Spiritual transcendence, writes Hillman, “is more important than the world and the beauty of the world: the trees, the animals, the people, the buildings, the culture.” Spirit seeks “an imageless white liberation.” What Hillman calls spirit, Martin Buber calls, simply, religion — as he puts it, “exception, extraction, exaltation, ecstasy.” But the mystery instead dwells here, below, in the world, “where everything happens as it happens,” in the possibility of dialogue. Philosopher Emmanuel Lévinas puts this idea in theological terms: “Going towards God is meaningless,” he says, “unless seen in terms of my primary going towards the other person.”

Indeed, the transcendent orientation of spirit can be a way of escaping the messy demands of soul — a process that psychotherapist John Welwood, in a much-copied phrase, has called spiritual bypass. Buddhist meditation teacher Jack Kornfield puts the idea this way: “Many students have used meditation not only to discover inner realms and find inner balance but also to escape. Because we are afraid of the world, afraid of living fully, afraid of relationships, afraid of work, or afraid of some aspect of what it means to be alive in the physical body, we run to meditation.”

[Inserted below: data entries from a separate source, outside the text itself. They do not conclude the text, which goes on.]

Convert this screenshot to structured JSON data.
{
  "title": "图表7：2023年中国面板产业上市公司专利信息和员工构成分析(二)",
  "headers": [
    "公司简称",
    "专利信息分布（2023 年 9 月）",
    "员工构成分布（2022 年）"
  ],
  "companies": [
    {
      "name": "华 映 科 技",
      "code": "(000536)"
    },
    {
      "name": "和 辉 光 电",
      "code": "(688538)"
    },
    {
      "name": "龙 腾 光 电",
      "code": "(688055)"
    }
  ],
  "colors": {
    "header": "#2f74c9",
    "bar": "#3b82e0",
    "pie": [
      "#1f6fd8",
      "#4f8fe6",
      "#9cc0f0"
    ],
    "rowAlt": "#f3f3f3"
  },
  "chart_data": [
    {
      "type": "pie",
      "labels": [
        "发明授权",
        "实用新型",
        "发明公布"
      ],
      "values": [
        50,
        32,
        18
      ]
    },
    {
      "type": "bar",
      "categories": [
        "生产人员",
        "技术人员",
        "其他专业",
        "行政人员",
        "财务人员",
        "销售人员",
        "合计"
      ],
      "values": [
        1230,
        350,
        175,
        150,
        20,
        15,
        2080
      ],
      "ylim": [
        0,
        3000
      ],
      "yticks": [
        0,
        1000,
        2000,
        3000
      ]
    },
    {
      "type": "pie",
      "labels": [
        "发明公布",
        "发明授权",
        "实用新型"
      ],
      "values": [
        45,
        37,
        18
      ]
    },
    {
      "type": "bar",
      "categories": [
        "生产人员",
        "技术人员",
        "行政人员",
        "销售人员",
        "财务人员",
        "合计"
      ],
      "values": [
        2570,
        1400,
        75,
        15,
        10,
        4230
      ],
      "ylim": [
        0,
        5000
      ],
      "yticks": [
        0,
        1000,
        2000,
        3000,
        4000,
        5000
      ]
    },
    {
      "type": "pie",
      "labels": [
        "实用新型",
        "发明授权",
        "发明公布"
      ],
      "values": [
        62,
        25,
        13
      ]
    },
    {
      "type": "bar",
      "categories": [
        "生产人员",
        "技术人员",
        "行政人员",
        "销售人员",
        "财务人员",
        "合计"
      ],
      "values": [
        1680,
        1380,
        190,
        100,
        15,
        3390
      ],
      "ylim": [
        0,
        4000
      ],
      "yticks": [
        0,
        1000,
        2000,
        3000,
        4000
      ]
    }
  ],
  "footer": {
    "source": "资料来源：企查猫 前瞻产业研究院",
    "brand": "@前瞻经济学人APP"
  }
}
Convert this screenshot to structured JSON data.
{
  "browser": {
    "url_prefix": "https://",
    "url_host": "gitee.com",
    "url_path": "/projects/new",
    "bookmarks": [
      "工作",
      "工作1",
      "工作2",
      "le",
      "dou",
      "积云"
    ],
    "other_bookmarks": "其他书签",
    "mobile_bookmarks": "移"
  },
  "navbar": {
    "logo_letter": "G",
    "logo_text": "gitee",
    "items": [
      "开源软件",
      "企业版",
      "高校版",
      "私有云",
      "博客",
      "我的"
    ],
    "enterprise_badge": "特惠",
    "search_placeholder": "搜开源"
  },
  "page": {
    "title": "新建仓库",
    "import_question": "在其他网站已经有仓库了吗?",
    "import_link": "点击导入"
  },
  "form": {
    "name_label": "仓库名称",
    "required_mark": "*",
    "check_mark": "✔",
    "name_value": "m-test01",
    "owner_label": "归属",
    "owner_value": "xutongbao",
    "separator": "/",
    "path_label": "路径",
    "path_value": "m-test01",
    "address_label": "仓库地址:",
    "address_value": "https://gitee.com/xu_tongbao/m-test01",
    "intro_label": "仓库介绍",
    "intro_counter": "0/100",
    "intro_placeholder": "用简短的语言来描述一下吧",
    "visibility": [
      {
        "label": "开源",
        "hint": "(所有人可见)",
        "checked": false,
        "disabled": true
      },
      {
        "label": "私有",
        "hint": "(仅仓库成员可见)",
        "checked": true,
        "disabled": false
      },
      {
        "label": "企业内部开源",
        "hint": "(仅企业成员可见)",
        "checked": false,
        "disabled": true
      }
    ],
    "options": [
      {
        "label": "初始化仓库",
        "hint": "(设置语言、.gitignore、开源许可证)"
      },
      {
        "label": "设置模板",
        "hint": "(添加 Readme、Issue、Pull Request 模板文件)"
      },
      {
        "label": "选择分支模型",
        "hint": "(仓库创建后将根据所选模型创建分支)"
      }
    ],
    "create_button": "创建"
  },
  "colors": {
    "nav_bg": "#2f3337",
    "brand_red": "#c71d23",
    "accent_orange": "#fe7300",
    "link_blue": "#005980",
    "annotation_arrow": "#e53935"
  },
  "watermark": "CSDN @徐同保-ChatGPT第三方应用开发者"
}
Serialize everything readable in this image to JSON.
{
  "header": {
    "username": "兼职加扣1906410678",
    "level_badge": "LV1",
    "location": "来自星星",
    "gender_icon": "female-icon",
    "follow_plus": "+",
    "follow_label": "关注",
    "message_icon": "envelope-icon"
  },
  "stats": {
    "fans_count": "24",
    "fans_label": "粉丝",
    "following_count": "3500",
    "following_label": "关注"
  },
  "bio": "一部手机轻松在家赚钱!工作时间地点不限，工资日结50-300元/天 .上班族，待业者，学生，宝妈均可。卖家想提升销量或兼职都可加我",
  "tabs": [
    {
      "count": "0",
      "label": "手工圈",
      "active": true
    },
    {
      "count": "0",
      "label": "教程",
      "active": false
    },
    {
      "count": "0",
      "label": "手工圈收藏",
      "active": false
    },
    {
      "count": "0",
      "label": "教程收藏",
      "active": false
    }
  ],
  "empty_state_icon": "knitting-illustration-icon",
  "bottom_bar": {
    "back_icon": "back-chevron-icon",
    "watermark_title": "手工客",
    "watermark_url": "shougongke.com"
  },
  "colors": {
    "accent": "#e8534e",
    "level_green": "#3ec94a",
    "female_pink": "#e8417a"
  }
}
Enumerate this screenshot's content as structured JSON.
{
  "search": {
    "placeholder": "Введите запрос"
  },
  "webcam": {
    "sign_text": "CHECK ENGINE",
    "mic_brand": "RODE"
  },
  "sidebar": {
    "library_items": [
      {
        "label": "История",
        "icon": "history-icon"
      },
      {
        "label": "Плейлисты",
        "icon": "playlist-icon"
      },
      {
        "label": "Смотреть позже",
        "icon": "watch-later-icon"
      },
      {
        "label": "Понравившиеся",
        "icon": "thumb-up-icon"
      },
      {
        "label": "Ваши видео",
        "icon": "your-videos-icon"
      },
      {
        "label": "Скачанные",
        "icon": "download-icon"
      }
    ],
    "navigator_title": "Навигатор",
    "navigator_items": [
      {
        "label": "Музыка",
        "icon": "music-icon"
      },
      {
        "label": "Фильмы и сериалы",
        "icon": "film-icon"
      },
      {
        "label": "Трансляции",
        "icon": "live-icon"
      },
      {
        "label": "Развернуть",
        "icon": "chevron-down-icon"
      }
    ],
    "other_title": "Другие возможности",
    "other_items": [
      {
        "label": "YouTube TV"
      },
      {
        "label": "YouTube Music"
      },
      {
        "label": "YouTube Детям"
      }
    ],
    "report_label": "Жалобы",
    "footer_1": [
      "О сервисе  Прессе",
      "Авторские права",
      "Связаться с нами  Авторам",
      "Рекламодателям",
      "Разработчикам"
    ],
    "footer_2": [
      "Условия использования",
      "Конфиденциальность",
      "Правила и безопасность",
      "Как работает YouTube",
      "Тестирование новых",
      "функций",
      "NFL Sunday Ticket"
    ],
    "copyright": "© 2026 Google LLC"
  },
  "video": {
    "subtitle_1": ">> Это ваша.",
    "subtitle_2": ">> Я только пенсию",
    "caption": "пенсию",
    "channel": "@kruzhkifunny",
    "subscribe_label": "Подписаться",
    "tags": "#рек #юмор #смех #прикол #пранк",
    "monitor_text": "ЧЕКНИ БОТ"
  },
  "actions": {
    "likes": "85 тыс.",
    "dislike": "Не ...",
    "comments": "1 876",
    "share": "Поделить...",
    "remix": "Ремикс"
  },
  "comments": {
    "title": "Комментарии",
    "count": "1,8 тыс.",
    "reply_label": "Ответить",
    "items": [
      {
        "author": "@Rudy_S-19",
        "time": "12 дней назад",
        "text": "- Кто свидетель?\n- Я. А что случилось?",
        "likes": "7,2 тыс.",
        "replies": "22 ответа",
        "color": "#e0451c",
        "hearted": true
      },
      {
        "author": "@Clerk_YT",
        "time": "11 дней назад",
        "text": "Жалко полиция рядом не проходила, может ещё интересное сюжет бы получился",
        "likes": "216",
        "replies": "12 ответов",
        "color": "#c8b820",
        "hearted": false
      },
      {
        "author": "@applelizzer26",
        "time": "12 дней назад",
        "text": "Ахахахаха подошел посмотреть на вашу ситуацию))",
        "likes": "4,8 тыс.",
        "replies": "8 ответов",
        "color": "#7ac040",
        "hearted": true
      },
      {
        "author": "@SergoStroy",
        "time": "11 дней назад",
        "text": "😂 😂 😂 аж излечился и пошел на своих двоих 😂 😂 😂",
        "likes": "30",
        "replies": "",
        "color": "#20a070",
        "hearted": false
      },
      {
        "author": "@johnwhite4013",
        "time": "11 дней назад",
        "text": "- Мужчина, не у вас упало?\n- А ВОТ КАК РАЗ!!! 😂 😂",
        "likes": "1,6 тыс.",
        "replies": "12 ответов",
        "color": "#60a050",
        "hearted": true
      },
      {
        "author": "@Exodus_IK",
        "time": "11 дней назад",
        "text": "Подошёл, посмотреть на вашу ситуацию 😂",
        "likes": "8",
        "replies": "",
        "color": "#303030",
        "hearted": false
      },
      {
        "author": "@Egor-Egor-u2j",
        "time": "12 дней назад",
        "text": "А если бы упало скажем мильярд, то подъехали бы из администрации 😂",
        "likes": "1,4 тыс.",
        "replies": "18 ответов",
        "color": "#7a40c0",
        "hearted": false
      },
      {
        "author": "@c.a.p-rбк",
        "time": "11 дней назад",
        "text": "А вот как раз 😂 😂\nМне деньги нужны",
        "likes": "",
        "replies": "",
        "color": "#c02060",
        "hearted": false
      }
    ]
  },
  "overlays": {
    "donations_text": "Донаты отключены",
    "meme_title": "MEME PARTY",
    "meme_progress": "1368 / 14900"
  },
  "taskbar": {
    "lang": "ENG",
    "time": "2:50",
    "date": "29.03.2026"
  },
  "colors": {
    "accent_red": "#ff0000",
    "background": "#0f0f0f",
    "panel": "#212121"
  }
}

I believe it is soul, not spirit, which is the true landscape of shamanism — the landscape of suffering, passion, and mess. Shamans deal with sickness, envy, malice, conflict, bad luck, hatred, despair, and death. Indeed, the purpose of the shaman is to dwell in the valley of the soul — to heal what has been broken in the body and the community. Shamans live with betrayal, loss, confusion, need, and failure— including their own. The Amazonian shamans I have known have not had easy lives; think, for example, of the struggles and sufferings of the great Mazatec shaman María Sabina. Graham Harvey, a scholar of indigenous religions, puts it about as pithily as it can be put: “Salmon ceremonies and salmon respecting,” he says, “are about eating salmon, not about communing with symbols of transcendence.”